International flavor: Big Basket Market in North Amherst filling shelves with Indian, Arabic and Asian food
AMHERST — Akshaya Pawar found a package of turmeric on the first day of business for a new foreign grocery store in North Amherst’s Mill District, and she immediately made a fortune.
While looking at the packet containing full bits of turmeric, Pawar stated, “This was an unexpected find.” In order to use turmeric in Hindu religious rituals, she indicated that she might boil it in milk or water.
Pawar, who also purchased a box of almond cake rusks, expressed her delight at the opening of Big Basket Market and expressed gratitude that she wouldn’t have to travel far for Indian food in the future since it would be so nearby. She had been eagerly anticipating its opening for the previous month.
A family from Amherst, Sri Lanka, is currently running the store at 19 Montague Road, which is located in the Riverside Park shopping center and was formerly home to Captain Video before it closed in 2015.
Khaalid Rizwan characterizes the store’s offerings as “a little bit of everything” based on the previous year’s preparation. On Triangle Street’s Amherst Market, a more traditional convenience shop, his father Riswan Raufdeen also shares ownership.
Rizwan said the family achieved their aim of opening in the weeks prior to the start of the new school year, with hopes that COVID-19 is beginning to diminish and that an increasing number of international students are continuing to study at the University of Massachusetts.
In addition to providing food from all over the world, we want to be a hub for international students, added Rizwan.
With spices, rice, noodles, and beans all being offered in bulk, there is also anticipation that Big Basket Market, through its connections with vendors, will have a wider variety of products and lower pricing than its customers may be used to.
Since they are still in school, Rizwan remarked, “for college students we want to offer a good price.” The store’s main sign provides more information about what is available inside, saying that it sells food that has received the Halal certification as well as Indian, Arabic, and Asian cuisines, as well as all kinds of international supplies.
Many of the goodies, such as Khari cookies, sweet Arabic dates, and a pani puri kit for making fully puffed puris with chutney and pani puri concentration, according to Rizwan, may not be available locally.
Customers started perusing the store’s shelves and freezers shortly after it opened at 8 a.m., even though they are still empty. However, the family will consider the advice. One customer asked Rizwan about a particular product, and he said, “Let us know what you need and we’ll purchase it for you.
The shelves of one aisle are currently predominately stocked with Indian foods, such as spices, instant mixes, curry powder, masala, and turmeric powder, while the shelves of another aisle are primarily South Korean foods, such as tea powder, Korean barbecue sauce short rib, seaweed, spicy noodles, soy sauce, chili oil with soybean, and shahe dried rice noodle.
Along with typical American snacks and pastries, macaroni and cheese boxes, jars of peanut butter, and refrigerators stocked with beverages and freezers stocked with prepackaged goods, the store also sells jars of peanut butter and jelly. Shampoos and soaps can be found on additional shelves.

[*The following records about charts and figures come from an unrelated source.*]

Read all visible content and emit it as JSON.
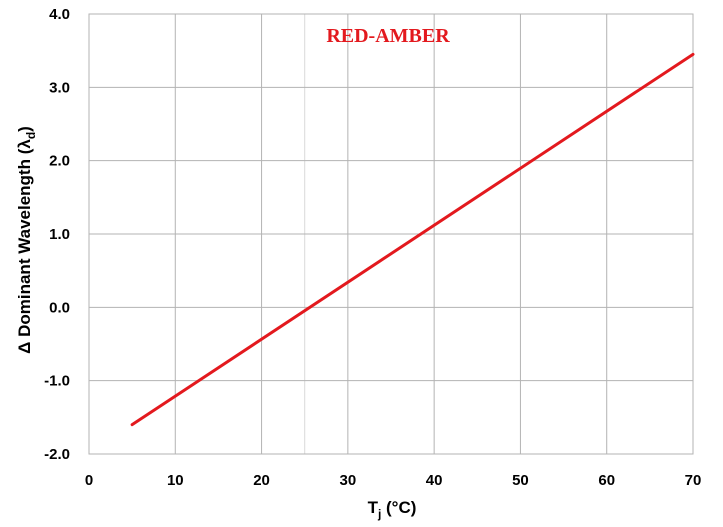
{
  "chart_data": {
    "type": "line",
    "title": "RED-AMBER",
    "xlabel": {
      "main": "T",
      "sub": "j",
      "unit": " (°C)"
    },
    "ylabel": {
      "main": "Δ Dominant Wavelength (λ",
      "sub": "d",
      "close": ")"
    },
    "xlim": [
      0,
      70
    ],
    "ylim": [
      -2.0,
      4.0
    ],
    "x_ticks": [
      0,
      10,
      20,
      30,
      40,
      50,
      60,
      70
    ],
    "x_tick_labels": [
      "0",
      "10",
      "20",
      "30",
      "40",
      "50",
      "60",
      "70"
    ],
    "y_ticks": [
      -2.0,
      -1.0,
      0.0,
      1.0,
      2.0,
      3.0,
      4.0
    ],
    "y_tick_labels": [
      "-2.0",
      "-1.0",
      "0.0",
      "1.0",
      "2.0",
      "3.0",
      "4.0"
    ],
    "grid": true,
    "legend": "none",
    "colors": {
      "line": "#e3191e",
      "title": "#e3191e",
      "grid": "#b3b3b3"
    },
    "series": [
      {
        "x": [
          5,
          70
        ],
        "y": [
          -1.6,
          3.45
        ]
      }
    ]
  }
}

On all other days excluding Sundays, when it closes at 8 p.m., Big Basket Market will be open until 9:30 p.m. and will also provide home deliveries.
Cinda Jones, president of W.D. Cowls, who is in charge of the Mill District’s business operations, explained that embracing the global marketplace is a part of the idea of curating a variety of retail establishments for the area, which is home to both substantial apartment buildings and single-family homes.